Watch for Eucatastrophes

Watch for Eucatastrophes

Yesterday we looked at hubris, the pride that brings on catastrophe in Greek tragedies.  Here is another literary term that helps account for the real world:  eucatastrophe.

My fellow Patheos blogger and Baylor history professor Andrea Turpin brings up the concept in her post Eucatastrophe in American Evangelicalism.  She defines it as “the sudden and unexpected occurrence of something deeply good.”  As opposed to catastrophe,” the “sudden and unexpected occurrence of something deeply bad.”

She applies that to the recent convention of the Southern Baptists, in which the presidential election ended up with her candidate winning and other positive outcomes, something she didn’t expect.

She, in turn, points to a post by Chris Theissen that uses the concept in its literary sense:  Eucatastrophe in Taylor Swift.  He shows how her songs tend to be about romantic relationships gone wrong.  But often, those songs contain a surprising “turn” in which everything works out after all.  That’s eucatastrophe.

Far be it for me to weigh in on Southern Baptists or Taylor Swift, but I appreciate being reminded of the concept.  As both bloggers note, the term was coined by J. R. R. Tolkien in his essay “On Fairy Stories,” one of the best literary analyses of a genre that I have ever come across.  He says that  eucatastrophe is the “highest function” of the fairy tale, “the sudden joyous turn [that]…denies universal final defeat” and gives “a glimpse of Joy, Joy beyond the walls of the world, poignant as grief.”

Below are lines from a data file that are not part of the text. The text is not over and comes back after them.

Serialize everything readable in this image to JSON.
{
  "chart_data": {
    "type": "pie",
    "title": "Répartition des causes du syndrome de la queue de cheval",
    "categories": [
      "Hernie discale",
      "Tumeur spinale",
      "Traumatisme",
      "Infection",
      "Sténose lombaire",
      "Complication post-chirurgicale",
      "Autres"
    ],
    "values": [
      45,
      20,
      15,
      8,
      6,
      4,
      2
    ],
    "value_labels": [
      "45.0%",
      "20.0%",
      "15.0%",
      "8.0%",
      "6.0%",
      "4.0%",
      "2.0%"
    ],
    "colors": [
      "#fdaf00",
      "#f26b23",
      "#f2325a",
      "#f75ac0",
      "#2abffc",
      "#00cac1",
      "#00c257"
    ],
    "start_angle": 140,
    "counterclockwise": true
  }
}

In a fairy tale, Snow White comes back alive at the kiss of the prince; Cinderella must return to misery, except the magic in the glass slipper stays.

Unexpected bad things happen to the causes we care about, but so do unexpected good things.  We tend to fixate on the former, but fail to fully notice or hope for–or pray for–the latter.

As Prof. Turpin says, “Eucatastrophes happen.”

Not only that, whether in literature or real life, they point to something more.  As Tolkien says in his essay, “The Birth of Christ is the Eucatastrophe of Man’s history. The Resurrection is the Eucatastrophe of the story of the Incarnation.”  And of our story.